Editions Robert Laffont - 1965 pour l'édition originale- 2013 pour la traduction française- 322 pages
1944, Etats-Unis. Robert Prentice rejoint les rangs de l'armée pour aller libérer l'Europe du joug nazi. Au terme de quelques semaines de classes aux Etats-Unis, il embarque pour l'Europe, affecté comme messager. Il y voit l'occasion de se démarquer de ses camarades, par une attitude exemplaire, brave et courageuse. Sauf que la réalité sera toute autre.
Sa mère, Alice Prentice, a élevé seule son fils Robert, après son divorce. De nature optimiste, elle rêve de percer comme artiste sculptrice. Quitte à se mettre dans des situations impossibles, et vivant bien au-dessus de ses moyens.
Tous deux aspirent à un destin d'exception...
Comme dans ses romans précédents, Richard Yates ne donne pas une image très reluisante de l'humain en société. Il aborde les thèmes de la reconnaissance, sociale surtout, dans une société où les premiers seront ceux qui auront réussi à se faire leur place, qui seront invités aux soirées les plus en vue. Une société hypocrite où l'on regarde l'autre s'enfoncer avec condescendance et (fausse) empathie.
Trois parties dans ce livre: deux consacrées à la vie de soldat de Robert en 1944; entrecoupées d'une partie sur la vie d'Alice et Robert dans les années 30.
Le personnage d'Alice apparait plutôt, au départ, si ce n'est antipathique, en tous cas pas sympathique. Cette mère qui couve son enfant, l'empêchant ainsi de grandir et d'être autonome, qui prend son ex-mari pour une vache à lait, qui doit assurer le train de vie parfois irréaliste qu'a choisi son ex-femme. Puis, en allant plus en profondeur dans le portrait de cette femme, les traits se révèlent plus nuancés. Peut-on reprocher à cette femme de croire en elle, en son talent? De vouloir vivre de son art? Cette mère qui veut ce qu'il y a de mieux pour son fils, sans qui elle serait bien seule.
Le travers de cette obsession fait qu'Alice fait preuve d'un manque de lucidité et d 'inconséquence, voire d'immaturité. Elle possède ce narcissisme qui l'empêche d'apprécier les choses et les gens tels qu'ils sont, en cherchant toujours plus, éternels insatisfaits.
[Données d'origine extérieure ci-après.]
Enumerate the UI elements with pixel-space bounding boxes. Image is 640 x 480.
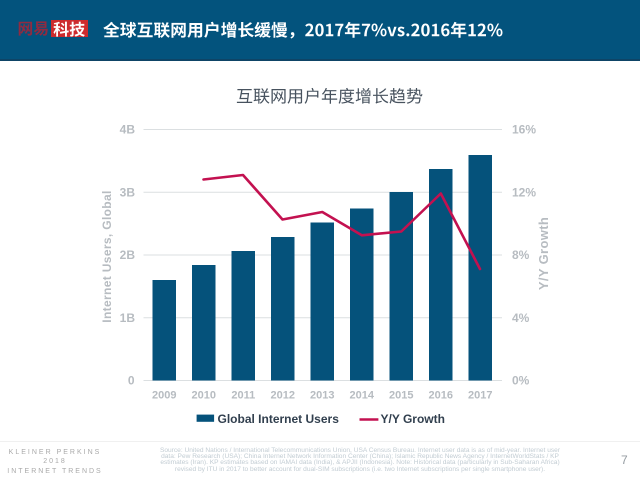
svg-text:Y/Y Growth: Y/Y Growth (381, 412, 445, 426)
svg-text:3B: 3B (120, 185, 136, 199)
svg-text:8%: 8% (512, 248, 530, 262)
svg-text:Y/Y Growth: Y/Y Growth (536, 217, 551, 290)
svg-text:2012: 2012 (271, 390, 295, 402)
svg-text:4B: 4B (120, 123, 136, 137)
svg-text:Global Internet Users: Global Internet Users (218, 412, 340, 426)
svg-text:2017: 2017 (468, 390, 492, 402)
svg-text:2011: 2011 (231, 390, 255, 402)
svg-text:1B: 1B (120, 311, 136, 325)
svg-text:2015: 2015 (389, 390, 413, 402)
svg-text:2009: 2009 (152, 390, 176, 402)
svg-text:2B: 2B (120, 248, 136, 262)
svg-text:2013: 2013 (310, 390, 334, 402)
svg-text:2010: 2010 (192, 390, 216, 402)
svg-text:2014: 2014 (350, 390, 375, 402)
svg-text:0: 0 (128, 374, 135, 388)
svg-text:4%: 4% (512, 311, 530, 325)
svg-text:0%: 0% (512, 374, 530, 388)
svg-text:2016: 2016 (429, 390, 453, 402)
svg-text:12%: 12% (512, 185, 536, 199)
svg-text:Internet Users, Global: Internet Users, Global (100, 190, 114, 322)
svg-text:16%: 16% (512, 123, 536, 137)
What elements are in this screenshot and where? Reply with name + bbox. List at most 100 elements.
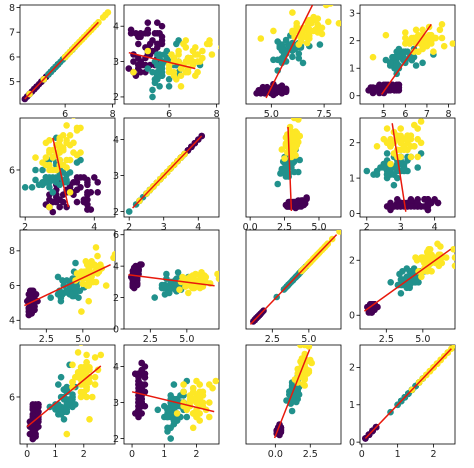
data-point-class-0 xyxy=(263,83,271,91)
data-point-class-2 xyxy=(102,282,110,289)
data-point-class-0 xyxy=(376,81,383,89)
data-point-class-2 xyxy=(293,20,301,27)
data-point-class-2 xyxy=(192,51,199,58)
data-point-class-1 xyxy=(67,291,75,298)
y-tick-label: 6 xyxy=(9,392,15,403)
y-tick-label: 6 xyxy=(9,165,15,176)
data-point-class-1 xyxy=(149,93,156,101)
subplot-r2-c2: 2.5 5.0 xyxy=(245,229,342,345)
data-point-class-0 xyxy=(32,430,39,438)
data-point-class-1 xyxy=(164,289,172,297)
data-point-class-1 xyxy=(49,176,57,184)
data-point-class-2 xyxy=(432,34,439,42)
data-point-class-2 xyxy=(199,54,206,62)
data-point-class-0 xyxy=(141,388,149,396)
data-point-class-2 xyxy=(430,48,437,55)
data-point-class-0 xyxy=(253,90,260,97)
data-point-class-2 xyxy=(449,40,455,47)
data-point-class-1 xyxy=(173,40,180,48)
data-point-class-2 xyxy=(170,72,178,79)
data-point-class-2 xyxy=(176,286,183,294)
regression-line xyxy=(380,23,432,95)
data-point-class-2 xyxy=(83,359,90,366)
data-point-class-1 xyxy=(285,170,293,177)
y-tick-label: 1 xyxy=(349,173,355,184)
data-point-class-0 xyxy=(428,199,435,207)
data-point-class-2 xyxy=(74,349,82,356)
data-point-class-2 xyxy=(369,53,377,61)
subplot-r3-c0: 0 1 2 6 xyxy=(9,344,116,460)
data-point-class-1 xyxy=(42,174,50,181)
y-tick-label: 2 xyxy=(349,36,355,47)
data-point-class-1 xyxy=(299,59,307,67)
data-point-class-1 xyxy=(63,401,71,408)
y-tick-label: 4 xyxy=(9,316,15,327)
data-point-class-2 xyxy=(180,388,187,396)
y-tick-label: 2 xyxy=(349,138,355,149)
data-point-class-1 xyxy=(395,45,403,53)
data-point-class-2 xyxy=(110,254,115,262)
y-tick-label: 0 xyxy=(349,209,355,220)
data-point-class-2 xyxy=(387,143,394,150)
data-point-class-2 xyxy=(318,24,326,32)
data-point-class-1 xyxy=(390,171,398,178)
data-point-class-0 xyxy=(84,176,91,184)
data-point-class-2 xyxy=(289,27,296,35)
data-point-class-1 xyxy=(73,282,81,289)
data-point-class-1 xyxy=(403,265,411,272)
data-point-class-0 xyxy=(138,395,145,403)
data-point-class-2 xyxy=(397,132,405,139)
data-point-class-1 xyxy=(399,51,407,58)
data-point-class-0 xyxy=(297,197,305,204)
data-point-class-2 xyxy=(336,230,341,235)
data-point-class-2 xyxy=(46,137,53,144)
data-point-class-0 xyxy=(276,88,284,96)
data-point-class-0 xyxy=(158,40,166,48)
x-tick-label: 1 xyxy=(395,449,401,460)
data-point-class-2 xyxy=(419,42,426,50)
y-tick-label: 3 xyxy=(113,398,119,409)
data-point-class-2 xyxy=(297,38,305,45)
data-point-class-0 xyxy=(87,206,95,213)
data-point-class-0 xyxy=(94,179,101,186)
data-point-class-2 xyxy=(306,29,313,36)
subplot-r2-c3: 2.5 5.0 0 2 xyxy=(349,229,456,345)
data-point-class-1 xyxy=(156,83,163,90)
data-point-class-0 xyxy=(365,87,372,94)
data-point-class-1 xyxy=(296,156,304,164)
data-point-class-2 xyxy=(91,381,99,388)
y-tick-label: 1 xyxy=(349,64,355,75)
regression-line xyxy=(364,348,452,439)
data-point-class-1 xyxy=(373,167,381,175)
data-point-class-0 xyxy=(84,181,91,189)
data-point-class-2 xyxy=(89,393,96,401)
data-point-class-2 xyxy=(83,351,90,359)
data-point-class-0 xyxy=(424,206,432,214)
data-point-class-2 xyxy=(69,378,76,386)
data-point-class-2 xyxy=(185,289,192,297)
y-tick-label: 8 xyxy=(9,3,15,14)
data-point-class-2 xyxy=(59,146,67,154)
data-point-class-2 xyxy=(69,361,76,369)
data-point-class-2 xyxy=(402,29,409,36)
data-point-class-0 xyxy=(49,208,57,216)
data-point-class-2 xyxy=(382,31,390,39)
data-point-class-0 xyxy=(368,309,376,316)
data-point-class-1 xyxy=(387,279,395,286)
data-point-class-2 xyxy=(193,399,200,406)
data-point-class-2 xyxy=(290,143,298,150)
data-point-class-2 xyxy=(212,377,219,385)
data-point-class-2 xyxy=(335,20,341,27)
y-tick-label: 4 xyxy=(113,261,119,272)
data-point-class-0 xyxy=(135,40,142,48)
data-point-class-2 xyxy=(194,68,201,76)
x-tick-label: 5.0 xyxy=(179,334,194,345)
x-tick-label: 6 xyxy=(402,109,408,120)
data-point-class-1 xyxy=(414,164,422,171)
data-point-class-1 xyxy=(270,56,277,64)
data-point-class-2 xyxy=(192,44,199,51)
data-point-class-0 xyxy=(56,203,63,211)
y-tick-label: 7 xyxy=(9,28,15,39)
x-tick-label: 0 xyxy=(24,449,30,460)
data-point-class-2 xyxy=(80,388,88,396)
Quant à Robert, il n'est finalement pas très débrouillard. On ne peut pas dire non plus qu'il soit empoté mais un jeune homme qui, même s'il veut s'en empêcher, revient toujours dans les jupons de sa mère.
"Il était l'homme voué à arriver trop tard, le laissé-pour-compte et, surtout, le soldat cantonné à une position trop subalterne pour qu'on le remarque." p.248
Il n'a pas la carure du héros qu'il voudrait incarner. En admiration devant ceux qui ont de la prestance et du charisme, il est souvent raillé et connaît un destin des plus banals, sans gloire. Il finit toujours par se retrouver en dehors de l'action (un peu narcoleptique Robert) ce qui génère en lui une grande frustration. Arrivera-t-il à gagner cette liberté à laquelle il aspire et à s'affranchir de cette mère envahissante?
La relation qu'ils entretiennent tous deux est très intéressante à suivre et surtout bien plus complexe qu'elle n'y parait. Chez Richard Yates, rien n'est jamais binaire, il parvient avec un grand talent à sonder la société américaine des années 1920 à 1940.
Les livres de Richard Yates mettent mal à l'aise, sont dérangeants. D'abord dans la narration, par le recul qu'il prend avec ses personnages qu'il regarde évoluer, tomber et essayer de se relever. Mais aussi par les ressemblances que l'on peut y avoir avec nos propres vies. Ne sommes-nous pas tous un peu, sous certains aspects, des Alice, Robert et consors? Ne rêvons-nous pas, nous aussi, à un destin d'exception? Ca fait réfléchir...
Je crois qu'une large part du roman est autobiographique.